On Wednesday, the stock markets in Asia opened with a mixed trend. Many shares in the continent looked bleak as taut liquidity circumstances in China continued to linger over the mind of the investors even though Central Bank tried to assure people of positive movements in the coming months.

Hang Seng Index of Hong Kong posted a hike of 1.3% during late Asian trading session, bouncing back from the nine month low reached earlier this week. The rise came after the People’s Bank of China indicated on Tuesday that it would make efforts to drive the interest rates to a “reasonable range.” The bank also maintained that the risk factors are still under control to a large extent considering that interbank liquidity is bountiful if taken as a whole.

The statement of central bank regarding keeping a vigilant eye on the liquidity alterations so that it can take necessary measures to balance the market expectations also inculcated some hope among otherwise anxious traders.

Coming to the shares on the Hong Kong list, China Minsheng Bank’s stocks went up by 6%, followed by China Merchants Bank and Industrial & Commercial Bank of China that showed a rally of 4.5% and 4.6%, in that particular order.

The benchmark ASX/200 Index in Australia also followed suit and climbed by 1.6%, recoiling from six month low hit during the earlier trading session.

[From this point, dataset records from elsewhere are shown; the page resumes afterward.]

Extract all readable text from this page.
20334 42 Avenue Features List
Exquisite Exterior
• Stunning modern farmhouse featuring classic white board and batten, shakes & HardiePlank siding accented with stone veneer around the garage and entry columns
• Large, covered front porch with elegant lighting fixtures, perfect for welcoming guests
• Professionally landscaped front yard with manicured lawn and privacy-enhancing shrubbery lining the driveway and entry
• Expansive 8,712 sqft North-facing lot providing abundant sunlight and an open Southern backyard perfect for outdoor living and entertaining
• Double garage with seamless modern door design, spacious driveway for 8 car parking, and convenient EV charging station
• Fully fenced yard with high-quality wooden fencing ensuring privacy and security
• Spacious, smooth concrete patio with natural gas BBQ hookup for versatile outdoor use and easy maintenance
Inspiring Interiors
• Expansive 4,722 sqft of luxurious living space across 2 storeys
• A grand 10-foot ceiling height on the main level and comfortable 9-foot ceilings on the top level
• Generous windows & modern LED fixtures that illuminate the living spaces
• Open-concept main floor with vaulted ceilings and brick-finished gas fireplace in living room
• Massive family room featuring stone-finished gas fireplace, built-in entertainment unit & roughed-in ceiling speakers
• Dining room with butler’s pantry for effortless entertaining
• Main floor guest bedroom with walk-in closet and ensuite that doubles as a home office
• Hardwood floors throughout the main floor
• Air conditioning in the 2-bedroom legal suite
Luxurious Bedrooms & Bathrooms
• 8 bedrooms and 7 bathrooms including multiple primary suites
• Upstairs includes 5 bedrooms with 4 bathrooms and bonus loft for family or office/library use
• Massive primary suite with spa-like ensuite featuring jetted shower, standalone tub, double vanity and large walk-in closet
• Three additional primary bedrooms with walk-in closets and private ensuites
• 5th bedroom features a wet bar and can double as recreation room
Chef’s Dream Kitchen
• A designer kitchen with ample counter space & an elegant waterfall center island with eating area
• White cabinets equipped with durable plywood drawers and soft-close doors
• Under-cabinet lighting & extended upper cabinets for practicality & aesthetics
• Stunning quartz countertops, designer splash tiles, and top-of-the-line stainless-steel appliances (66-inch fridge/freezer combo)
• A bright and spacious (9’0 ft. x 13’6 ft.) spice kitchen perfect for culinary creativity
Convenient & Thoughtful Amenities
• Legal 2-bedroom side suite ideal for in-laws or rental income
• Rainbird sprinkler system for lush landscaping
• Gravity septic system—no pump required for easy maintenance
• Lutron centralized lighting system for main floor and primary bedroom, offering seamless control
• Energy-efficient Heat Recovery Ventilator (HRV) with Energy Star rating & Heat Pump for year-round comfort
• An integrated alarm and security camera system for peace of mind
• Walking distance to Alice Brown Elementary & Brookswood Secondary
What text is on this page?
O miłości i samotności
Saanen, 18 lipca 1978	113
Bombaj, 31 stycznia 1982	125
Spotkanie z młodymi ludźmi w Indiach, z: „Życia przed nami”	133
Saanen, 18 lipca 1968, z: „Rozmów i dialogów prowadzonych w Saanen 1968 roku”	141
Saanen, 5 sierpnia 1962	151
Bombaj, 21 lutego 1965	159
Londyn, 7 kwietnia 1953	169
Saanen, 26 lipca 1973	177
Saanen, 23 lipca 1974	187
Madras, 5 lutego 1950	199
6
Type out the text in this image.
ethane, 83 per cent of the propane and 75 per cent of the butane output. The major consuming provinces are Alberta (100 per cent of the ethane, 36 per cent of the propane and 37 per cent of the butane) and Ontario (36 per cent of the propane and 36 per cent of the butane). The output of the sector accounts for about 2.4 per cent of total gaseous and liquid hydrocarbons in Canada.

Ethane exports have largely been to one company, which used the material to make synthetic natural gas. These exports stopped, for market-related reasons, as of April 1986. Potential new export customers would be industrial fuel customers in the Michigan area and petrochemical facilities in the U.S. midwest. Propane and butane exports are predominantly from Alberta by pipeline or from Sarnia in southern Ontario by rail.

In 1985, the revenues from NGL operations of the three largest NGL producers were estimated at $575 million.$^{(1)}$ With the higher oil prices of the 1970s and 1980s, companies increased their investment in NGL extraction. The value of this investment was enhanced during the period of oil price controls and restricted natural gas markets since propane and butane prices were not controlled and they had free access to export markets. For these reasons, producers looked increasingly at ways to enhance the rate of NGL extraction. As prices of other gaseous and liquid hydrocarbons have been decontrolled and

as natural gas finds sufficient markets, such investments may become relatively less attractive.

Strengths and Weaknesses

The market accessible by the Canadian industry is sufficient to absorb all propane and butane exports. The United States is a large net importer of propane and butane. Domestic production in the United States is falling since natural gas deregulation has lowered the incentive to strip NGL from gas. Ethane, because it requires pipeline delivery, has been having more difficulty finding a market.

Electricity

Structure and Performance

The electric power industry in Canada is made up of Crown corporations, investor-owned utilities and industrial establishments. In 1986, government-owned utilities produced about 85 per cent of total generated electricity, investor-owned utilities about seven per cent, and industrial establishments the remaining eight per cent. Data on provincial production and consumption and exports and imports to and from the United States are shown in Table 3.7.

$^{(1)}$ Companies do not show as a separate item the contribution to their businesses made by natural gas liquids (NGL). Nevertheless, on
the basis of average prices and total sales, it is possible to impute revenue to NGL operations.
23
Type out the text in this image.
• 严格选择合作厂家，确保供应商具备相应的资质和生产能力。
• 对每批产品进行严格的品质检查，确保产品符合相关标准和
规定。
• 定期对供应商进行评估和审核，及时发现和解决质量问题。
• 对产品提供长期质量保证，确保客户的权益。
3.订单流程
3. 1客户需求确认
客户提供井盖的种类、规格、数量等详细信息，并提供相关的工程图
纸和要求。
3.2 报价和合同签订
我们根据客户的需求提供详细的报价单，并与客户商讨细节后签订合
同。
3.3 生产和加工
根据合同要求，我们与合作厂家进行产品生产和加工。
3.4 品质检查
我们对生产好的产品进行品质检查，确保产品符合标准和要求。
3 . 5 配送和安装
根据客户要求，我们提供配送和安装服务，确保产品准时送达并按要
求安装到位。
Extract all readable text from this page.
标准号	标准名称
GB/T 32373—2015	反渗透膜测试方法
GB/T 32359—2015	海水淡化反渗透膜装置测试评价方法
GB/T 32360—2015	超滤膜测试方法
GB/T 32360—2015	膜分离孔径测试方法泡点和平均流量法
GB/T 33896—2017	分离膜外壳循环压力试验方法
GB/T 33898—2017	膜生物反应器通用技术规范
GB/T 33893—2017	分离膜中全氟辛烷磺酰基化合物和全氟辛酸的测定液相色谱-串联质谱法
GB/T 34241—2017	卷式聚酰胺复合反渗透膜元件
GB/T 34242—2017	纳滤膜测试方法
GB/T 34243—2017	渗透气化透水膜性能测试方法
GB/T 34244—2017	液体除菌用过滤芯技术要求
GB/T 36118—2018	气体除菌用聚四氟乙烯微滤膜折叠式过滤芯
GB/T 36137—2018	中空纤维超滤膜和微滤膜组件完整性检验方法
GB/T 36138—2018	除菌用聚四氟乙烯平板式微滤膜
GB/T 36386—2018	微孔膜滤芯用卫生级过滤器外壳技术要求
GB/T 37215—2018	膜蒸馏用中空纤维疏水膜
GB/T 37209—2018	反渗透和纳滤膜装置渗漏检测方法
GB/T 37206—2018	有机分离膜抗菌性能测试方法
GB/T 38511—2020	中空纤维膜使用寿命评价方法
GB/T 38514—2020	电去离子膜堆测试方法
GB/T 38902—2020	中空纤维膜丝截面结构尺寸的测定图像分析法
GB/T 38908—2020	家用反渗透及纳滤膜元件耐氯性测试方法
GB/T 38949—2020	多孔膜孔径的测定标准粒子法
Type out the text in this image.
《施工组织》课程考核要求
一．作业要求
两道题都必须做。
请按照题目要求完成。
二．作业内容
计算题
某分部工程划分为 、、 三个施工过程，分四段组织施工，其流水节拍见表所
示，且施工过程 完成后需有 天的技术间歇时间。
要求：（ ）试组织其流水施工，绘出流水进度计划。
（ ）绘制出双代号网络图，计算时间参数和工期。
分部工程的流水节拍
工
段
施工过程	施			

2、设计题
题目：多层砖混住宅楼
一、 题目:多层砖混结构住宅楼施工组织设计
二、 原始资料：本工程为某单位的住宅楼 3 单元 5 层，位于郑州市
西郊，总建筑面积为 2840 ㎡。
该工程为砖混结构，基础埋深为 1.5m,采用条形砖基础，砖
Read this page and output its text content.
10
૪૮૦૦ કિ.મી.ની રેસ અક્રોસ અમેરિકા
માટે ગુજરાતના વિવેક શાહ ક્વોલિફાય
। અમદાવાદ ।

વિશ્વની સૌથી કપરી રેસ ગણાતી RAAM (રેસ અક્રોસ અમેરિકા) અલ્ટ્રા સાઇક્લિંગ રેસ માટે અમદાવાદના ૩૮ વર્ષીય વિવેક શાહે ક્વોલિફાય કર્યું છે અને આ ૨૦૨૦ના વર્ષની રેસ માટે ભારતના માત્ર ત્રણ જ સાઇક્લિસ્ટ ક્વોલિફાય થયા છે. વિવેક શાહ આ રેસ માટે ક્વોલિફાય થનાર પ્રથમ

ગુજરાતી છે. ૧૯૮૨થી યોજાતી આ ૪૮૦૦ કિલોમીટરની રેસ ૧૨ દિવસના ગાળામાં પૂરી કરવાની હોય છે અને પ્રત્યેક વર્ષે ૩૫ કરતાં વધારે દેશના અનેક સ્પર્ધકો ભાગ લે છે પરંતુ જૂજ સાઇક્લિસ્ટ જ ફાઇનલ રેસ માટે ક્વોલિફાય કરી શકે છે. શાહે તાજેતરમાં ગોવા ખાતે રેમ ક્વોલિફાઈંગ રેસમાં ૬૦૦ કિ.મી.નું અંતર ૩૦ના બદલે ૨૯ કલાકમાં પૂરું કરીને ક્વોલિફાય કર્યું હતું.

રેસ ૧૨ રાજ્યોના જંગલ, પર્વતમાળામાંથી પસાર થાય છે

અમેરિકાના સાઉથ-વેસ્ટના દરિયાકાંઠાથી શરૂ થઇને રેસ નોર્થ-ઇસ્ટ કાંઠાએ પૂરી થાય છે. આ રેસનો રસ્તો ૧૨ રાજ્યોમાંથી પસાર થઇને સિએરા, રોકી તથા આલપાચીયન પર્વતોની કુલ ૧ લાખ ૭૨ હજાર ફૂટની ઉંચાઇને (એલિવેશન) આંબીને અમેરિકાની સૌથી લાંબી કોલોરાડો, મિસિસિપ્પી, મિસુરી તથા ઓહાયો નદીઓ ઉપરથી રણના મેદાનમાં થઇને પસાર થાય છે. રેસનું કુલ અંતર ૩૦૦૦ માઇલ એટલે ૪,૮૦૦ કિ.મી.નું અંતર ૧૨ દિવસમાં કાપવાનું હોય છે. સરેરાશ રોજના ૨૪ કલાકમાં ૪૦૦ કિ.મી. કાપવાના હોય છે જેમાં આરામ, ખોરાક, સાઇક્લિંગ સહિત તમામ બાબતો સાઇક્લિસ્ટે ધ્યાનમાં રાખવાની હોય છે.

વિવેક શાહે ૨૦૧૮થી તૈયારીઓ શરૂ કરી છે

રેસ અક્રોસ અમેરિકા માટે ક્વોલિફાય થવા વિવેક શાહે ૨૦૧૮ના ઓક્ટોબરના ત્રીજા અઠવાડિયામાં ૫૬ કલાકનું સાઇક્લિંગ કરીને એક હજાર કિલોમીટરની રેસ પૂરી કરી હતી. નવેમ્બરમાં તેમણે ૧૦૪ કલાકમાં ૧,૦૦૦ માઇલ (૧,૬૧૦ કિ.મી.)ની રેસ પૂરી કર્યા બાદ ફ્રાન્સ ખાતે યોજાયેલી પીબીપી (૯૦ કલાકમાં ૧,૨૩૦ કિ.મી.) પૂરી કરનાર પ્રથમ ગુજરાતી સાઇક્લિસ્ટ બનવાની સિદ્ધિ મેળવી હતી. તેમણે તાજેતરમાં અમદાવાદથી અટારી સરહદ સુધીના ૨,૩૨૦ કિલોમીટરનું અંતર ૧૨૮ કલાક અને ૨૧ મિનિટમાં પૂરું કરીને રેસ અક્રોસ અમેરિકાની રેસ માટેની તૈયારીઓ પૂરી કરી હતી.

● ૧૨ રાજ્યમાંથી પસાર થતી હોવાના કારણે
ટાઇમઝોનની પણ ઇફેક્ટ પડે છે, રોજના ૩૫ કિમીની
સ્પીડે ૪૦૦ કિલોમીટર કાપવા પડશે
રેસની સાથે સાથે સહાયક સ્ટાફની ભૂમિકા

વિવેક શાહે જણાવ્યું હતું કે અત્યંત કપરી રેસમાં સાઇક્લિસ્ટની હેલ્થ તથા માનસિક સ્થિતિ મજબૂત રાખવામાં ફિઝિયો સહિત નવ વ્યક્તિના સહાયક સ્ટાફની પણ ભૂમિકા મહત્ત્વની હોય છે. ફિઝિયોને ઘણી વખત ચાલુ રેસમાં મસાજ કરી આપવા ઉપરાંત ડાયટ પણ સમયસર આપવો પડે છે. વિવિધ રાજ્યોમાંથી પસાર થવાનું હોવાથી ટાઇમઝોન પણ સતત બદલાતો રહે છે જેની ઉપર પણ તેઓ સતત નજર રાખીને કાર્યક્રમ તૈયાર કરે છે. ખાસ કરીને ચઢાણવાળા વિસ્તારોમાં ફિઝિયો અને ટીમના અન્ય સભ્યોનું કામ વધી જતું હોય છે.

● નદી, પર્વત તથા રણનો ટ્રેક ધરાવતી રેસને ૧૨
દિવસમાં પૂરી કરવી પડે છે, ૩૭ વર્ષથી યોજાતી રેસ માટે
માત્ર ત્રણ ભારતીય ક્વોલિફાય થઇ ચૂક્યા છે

The reason behind this pull through is considered to be the bounce back of global miners following buoyant U.S. data revealed on Tuesday that strengthened the hope of seeing quick economic recovery. Talking about stocks in Australia, share of Rio Tinto rose by 3.3% and those of BHP Billiton and Fortescue Metals moved up by 2.6% and 2.4% apiece.

As far as the banks are concerned, major banks including National Australia Bank, ANZ Banking Group, Commonwealth Banking Group, and Westpac Banking Group climbed up by 1.9%, 1.7%, 1.8%, and 2% respectively.

On the other hand, Japan’s Nikkei 225 Index witnessed a drop of 1% following concerns over movements in the yen and news from the Japanese government bond market. Shares of exporters like Mazda and Sharp plummeted by 1.1% and 3.5%, respectively.